Herr Präsident, vielen Dank. – Herr Kollege Radwan, Sie haben gerade einige Dinge gesagt, die mich in gewisser Weise irritiert haben. Sie haben, finde ich, dargestellt, dass es hier eine Außenpolitik gibt, die an Personen hängt, dass sich das, was Sie tun in den Inhalten, nicht groß unterscheidet von dem, was Annalena Baerbock oder die Grünen in ihrer Verantwortung gemacht haben, aber dass der Weg und die Art der Repräsentanz von Annalena Baerbock der Grund dafür waren, dass die Ziele nicht erreicht wurden.

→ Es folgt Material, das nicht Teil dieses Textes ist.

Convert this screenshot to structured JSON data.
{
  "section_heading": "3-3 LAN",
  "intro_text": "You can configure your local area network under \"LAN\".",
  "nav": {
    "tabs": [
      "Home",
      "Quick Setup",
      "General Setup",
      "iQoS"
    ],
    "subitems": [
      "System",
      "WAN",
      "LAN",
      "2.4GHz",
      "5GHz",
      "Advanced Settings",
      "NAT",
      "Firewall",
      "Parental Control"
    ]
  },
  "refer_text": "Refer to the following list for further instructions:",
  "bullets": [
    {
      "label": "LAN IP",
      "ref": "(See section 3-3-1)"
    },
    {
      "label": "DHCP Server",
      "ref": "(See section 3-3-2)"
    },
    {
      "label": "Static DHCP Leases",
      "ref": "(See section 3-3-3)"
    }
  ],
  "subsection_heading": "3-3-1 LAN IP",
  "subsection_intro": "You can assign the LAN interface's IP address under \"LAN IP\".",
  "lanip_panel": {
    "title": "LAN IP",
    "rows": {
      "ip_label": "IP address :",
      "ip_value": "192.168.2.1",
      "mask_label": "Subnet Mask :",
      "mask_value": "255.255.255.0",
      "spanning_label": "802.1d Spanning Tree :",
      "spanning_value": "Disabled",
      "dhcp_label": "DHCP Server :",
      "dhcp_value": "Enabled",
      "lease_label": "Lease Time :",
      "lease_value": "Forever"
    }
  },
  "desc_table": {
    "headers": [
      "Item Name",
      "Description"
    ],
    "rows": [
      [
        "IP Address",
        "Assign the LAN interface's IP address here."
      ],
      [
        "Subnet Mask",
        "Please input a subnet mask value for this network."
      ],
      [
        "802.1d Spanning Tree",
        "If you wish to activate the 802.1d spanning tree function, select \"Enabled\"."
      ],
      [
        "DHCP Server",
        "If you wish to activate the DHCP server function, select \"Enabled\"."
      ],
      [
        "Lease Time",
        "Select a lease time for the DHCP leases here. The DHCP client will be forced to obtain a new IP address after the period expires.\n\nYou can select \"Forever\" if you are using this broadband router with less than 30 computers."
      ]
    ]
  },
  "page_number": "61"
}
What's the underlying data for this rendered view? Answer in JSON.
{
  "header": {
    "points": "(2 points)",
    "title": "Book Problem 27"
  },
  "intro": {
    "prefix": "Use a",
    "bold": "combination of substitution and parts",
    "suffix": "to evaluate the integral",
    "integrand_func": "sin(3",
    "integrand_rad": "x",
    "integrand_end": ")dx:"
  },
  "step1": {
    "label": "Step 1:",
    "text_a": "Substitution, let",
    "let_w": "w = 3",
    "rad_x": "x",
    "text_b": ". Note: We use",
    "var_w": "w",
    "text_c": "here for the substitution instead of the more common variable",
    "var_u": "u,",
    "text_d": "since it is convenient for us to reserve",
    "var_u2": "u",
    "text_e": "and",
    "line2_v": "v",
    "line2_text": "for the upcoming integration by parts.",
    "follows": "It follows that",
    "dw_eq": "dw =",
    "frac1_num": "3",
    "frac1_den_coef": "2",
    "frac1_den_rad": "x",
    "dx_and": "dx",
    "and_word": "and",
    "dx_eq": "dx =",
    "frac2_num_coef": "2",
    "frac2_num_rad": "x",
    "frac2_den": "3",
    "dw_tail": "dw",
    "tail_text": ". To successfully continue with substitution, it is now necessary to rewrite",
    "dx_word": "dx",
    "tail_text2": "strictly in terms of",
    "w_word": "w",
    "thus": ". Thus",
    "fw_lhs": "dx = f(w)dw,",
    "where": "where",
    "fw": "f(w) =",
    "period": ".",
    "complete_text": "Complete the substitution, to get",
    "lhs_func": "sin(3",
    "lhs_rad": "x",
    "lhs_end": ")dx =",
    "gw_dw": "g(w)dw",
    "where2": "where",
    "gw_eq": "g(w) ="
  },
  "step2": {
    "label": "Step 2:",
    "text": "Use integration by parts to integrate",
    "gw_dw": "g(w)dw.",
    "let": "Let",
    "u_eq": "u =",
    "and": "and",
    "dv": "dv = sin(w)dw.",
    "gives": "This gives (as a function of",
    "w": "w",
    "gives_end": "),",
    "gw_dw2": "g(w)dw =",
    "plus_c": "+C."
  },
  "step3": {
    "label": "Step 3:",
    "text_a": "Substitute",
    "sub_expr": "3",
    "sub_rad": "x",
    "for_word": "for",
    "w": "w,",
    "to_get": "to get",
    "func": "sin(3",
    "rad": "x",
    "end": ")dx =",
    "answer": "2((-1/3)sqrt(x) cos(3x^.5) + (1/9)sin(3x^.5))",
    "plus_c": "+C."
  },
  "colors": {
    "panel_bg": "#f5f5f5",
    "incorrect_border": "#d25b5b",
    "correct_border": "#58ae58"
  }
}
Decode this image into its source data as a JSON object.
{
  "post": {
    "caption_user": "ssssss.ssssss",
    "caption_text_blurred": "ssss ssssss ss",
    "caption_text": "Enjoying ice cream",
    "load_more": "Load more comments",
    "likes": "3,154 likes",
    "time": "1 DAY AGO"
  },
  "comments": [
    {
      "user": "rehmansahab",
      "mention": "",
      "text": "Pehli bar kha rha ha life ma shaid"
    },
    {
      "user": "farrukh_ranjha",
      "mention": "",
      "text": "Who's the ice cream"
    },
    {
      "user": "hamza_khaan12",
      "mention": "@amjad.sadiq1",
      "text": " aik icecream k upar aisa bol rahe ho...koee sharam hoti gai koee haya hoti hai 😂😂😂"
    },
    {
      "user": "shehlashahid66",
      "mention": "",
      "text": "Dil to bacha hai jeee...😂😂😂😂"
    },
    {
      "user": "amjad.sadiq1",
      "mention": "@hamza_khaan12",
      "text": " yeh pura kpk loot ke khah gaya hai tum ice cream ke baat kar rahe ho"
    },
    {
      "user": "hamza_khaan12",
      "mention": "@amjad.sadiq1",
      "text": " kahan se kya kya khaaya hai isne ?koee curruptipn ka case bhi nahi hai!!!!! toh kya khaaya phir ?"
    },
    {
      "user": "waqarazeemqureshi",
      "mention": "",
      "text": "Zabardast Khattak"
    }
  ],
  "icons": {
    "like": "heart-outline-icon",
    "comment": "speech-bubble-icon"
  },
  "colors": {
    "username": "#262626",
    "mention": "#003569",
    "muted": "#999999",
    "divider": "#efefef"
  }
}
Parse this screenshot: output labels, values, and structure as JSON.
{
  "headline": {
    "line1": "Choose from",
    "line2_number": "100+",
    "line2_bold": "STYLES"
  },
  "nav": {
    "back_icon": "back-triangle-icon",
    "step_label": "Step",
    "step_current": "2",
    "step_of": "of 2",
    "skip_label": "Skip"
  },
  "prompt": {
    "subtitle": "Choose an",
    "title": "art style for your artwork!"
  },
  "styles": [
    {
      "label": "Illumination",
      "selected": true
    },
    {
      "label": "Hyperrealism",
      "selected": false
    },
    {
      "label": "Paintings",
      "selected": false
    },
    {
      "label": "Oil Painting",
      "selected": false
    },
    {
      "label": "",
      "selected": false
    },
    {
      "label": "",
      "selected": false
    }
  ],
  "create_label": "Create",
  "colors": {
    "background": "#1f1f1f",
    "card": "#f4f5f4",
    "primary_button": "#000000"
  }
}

Ich möchte es einfach mal so sagen: Zu den Zielsetzungen der feministischen Außenpolitik und eben auch zur Erreichung der Umsetzung der UN-Resolution gehören in Deutschland drei zentrale Punkte: die Rechtefrage, die Ressourcen, die Repräsentanz; so lautet die zentrale Leitlinie dieser Außenpolitik. Sie müssen einmal sehr konkret sagen, was Sie daran wirklich stört. Wenn Sie nicht benennen können, was Sie daran stört, dann frage ich mich: Liegt es nur an den Personen, an den Köpfen? Ist es die Begrifflichkeit „Feminismus“ oder irgendetwas anderes, das sie stört? Das würde ich gerne von Ihnen wissen.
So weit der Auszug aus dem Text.